At the New York Times, Adam Jentleson wrote a piece about what Democrats need to do to win elections. In the aftermath of election losses, these kinds of finger-pointing pieces are standard fare. I didn’t find Jentleson’s piece all that interesting overall, but it contains the following tossed-off line that started its own little discourse:

By wishing away these complexities, a coalition-first mind-set produces many candidates who are the inverse of what voters want — people with the cultural sensibilities of Yale Law School graduates who cosplay as populists by over-relying on niche issues like Federal Trade Commission antitrust actions.

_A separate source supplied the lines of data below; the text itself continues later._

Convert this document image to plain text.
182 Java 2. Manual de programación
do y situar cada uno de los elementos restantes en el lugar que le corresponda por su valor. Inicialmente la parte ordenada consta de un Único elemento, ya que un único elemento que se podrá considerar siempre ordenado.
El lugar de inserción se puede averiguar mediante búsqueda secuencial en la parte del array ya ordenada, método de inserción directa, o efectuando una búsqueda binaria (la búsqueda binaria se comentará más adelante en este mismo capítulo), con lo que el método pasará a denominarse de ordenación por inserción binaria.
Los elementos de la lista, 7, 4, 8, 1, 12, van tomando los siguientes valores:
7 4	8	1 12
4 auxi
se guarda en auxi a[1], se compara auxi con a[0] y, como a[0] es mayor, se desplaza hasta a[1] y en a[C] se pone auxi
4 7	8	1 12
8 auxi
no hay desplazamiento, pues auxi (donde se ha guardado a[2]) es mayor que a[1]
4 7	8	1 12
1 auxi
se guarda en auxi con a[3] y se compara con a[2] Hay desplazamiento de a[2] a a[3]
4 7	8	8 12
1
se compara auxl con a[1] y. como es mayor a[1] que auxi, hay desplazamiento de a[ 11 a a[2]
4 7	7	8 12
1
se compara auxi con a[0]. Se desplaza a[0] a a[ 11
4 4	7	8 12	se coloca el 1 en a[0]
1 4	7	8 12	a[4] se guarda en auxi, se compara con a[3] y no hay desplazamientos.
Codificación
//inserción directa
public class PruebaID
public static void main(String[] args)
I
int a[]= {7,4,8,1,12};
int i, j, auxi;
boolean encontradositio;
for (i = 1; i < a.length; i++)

In the context of the piece, Jentleson seems to be arguing that this particular issue area is an electoral liability, or at least attracts certain kinds of pointy-headed politicians that are an electoral liability. But it also seems like a line that has been shoehorned in because Jentleson finds the entities and individuals involved in this area of advocacy — Open Markets Institute, American Economic Liberties Project, More Perfect Union, Institute for Local Self Reliance, the American Prospect, Elizabeth Warren, etc. — to be annoying, both interpersonally and because they overstate the significance of the policies they promote.

In assessing Jentleson’s argument and the antitrust movement more generally, I think it’s useful to distinguish between three things that are often muddled together: (1) the policy merits, (2) the directly felt impact of policy, and (3) the political appeal of the rhetoric accompanying the policies.